Wisconsin Film Festival Spotlight: “The Amazing Catfish”


Tickets for the 2014 Wisconsin Film Festival went on sale last Saturday, and each day between now and the start of the festival on April 3, I’ll be zooming in on one of the more than 140 films playing at the festival. If you have suggestions about films you’d like to know more about as you’re planning your festival experience, let me know in comments.

The Amazing Catfish” (Friday, April 4, 2:30 p.m., UW-Elvehjem)

During the first scene of “The Amazing Catfish,” where we see a young woman carefully separating the purple Froot Loops out from her cereal bowl, I feared that “The Amazing Catfish” would be an unbearable quirkfest. Instead, first-time director Claudia Saint-Luce has made a highly bearable quirkfest, a gently moving and funny tale of strangers connecting in the face of tragedy.

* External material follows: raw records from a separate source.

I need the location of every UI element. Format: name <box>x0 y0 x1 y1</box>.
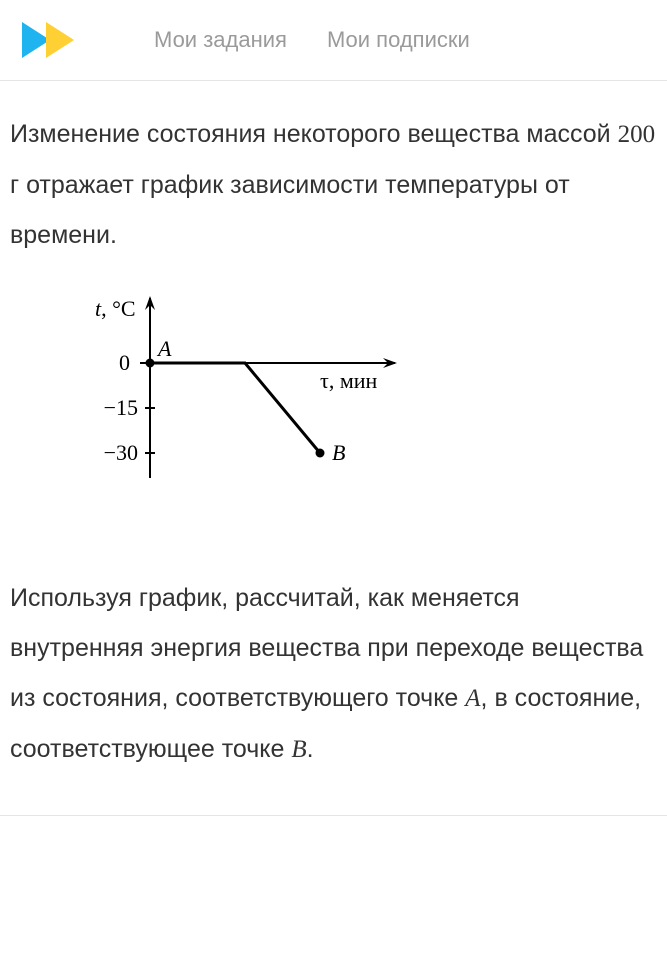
problem-text-1: Изменение состояния некоторого вещества … <box>10 109 657 260</box>
header: Мои задания Мои подписки <box>0 0 667 81</box>
mass-value: 200 <box>618 121 656 148</box>
point-a-ref: A <box>465 685 480 712</box>
problem-content: Изменение состояния некоторого вещества … <box>0 81 667 816</box>
y-tick-2: −30 <box>104 440 138 465</box>
y-tick-0: 0 <box>119 350 130 375</box>
text-part: . <box>307 735 314 763</box>
text-part: Изменение состояния некоторого вещества … <box>10 120 618 148</box>
nav-links: Мои задания Мои подписки <box>154 27 470 53</box>
bottom-bar <box>0 816 667 856</box>
nav-my-tasks[interactable]: Мои задания <box>154 27 287 53</box>
nav-my-subscriptions[interactable]: Мои подписки <box>327 27 470 53</box>
chart-point-b-label: B <box>332 440 345 465</box>
y-tick-1: −15 <box>104 395 138 420</box>
svg-text:t, °C: t, °C <box>95 296 136 321</box>
point-b-ref: B <box>291 736 306 763</box>
temperature-chart: t, °C 0 −15 −30 τ, мин A B <box>50 288 657 493</box>
problem-text-2: Используя график, рассчитай, как меняетс… <box>10 573 657 775</box>
x-axis-label: τ, мин <box>320 368 378 393</box>
text-part: г отражает график зависимости температур… <box>10 171 570 249</box>
chart-point-a-label: A <box>156 336 172 361</box>
logo[interactable] <box>20 18 84 62</box>
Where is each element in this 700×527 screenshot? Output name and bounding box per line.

The young woman Claudia (Ximena Ayala) seems almost feral, a troubled loner wandering the streets of Guadalajara, her hair fallen in front of her face as if she’s perpetually in hiding. Forced to enter the hospital because of appendicitis, she strikes up a friendship with the seriously ill single mother Martha (Lisa Owen) in the bed next to hers.

Martha invites Claudia to come home with her, as one does with strangers in indie movies like this, and soon Claudia is swept up into the chaotic life of the family’s apartment, as three older sisters and one young brother compete for attention and space, Martha watching affectionately from her sickbed. Some of the best scenes of “Amazing Catfish” simply capture the untamed, loving dynamic of this cramped apartment.

Much of the film deals with the messy, intersecting problems that the four children have, especially as their mother grows sicker, and how Claudia’s sincere attempts to help them bring herself back to life as well. The movie ends with a beach vacation that everyone, deep down, knows will be the last the family will be able to take together. But that seems to only intensify the joy in scenes where they play in the surf or build sandcastles — acclaimed cinematographer Agnes Godard does a masterful job with these scenes, which open up the film both visually and emotionally.

“The Amazing Catfish” is no knockout, but it is genial and affecting, a familiar story that still works on you.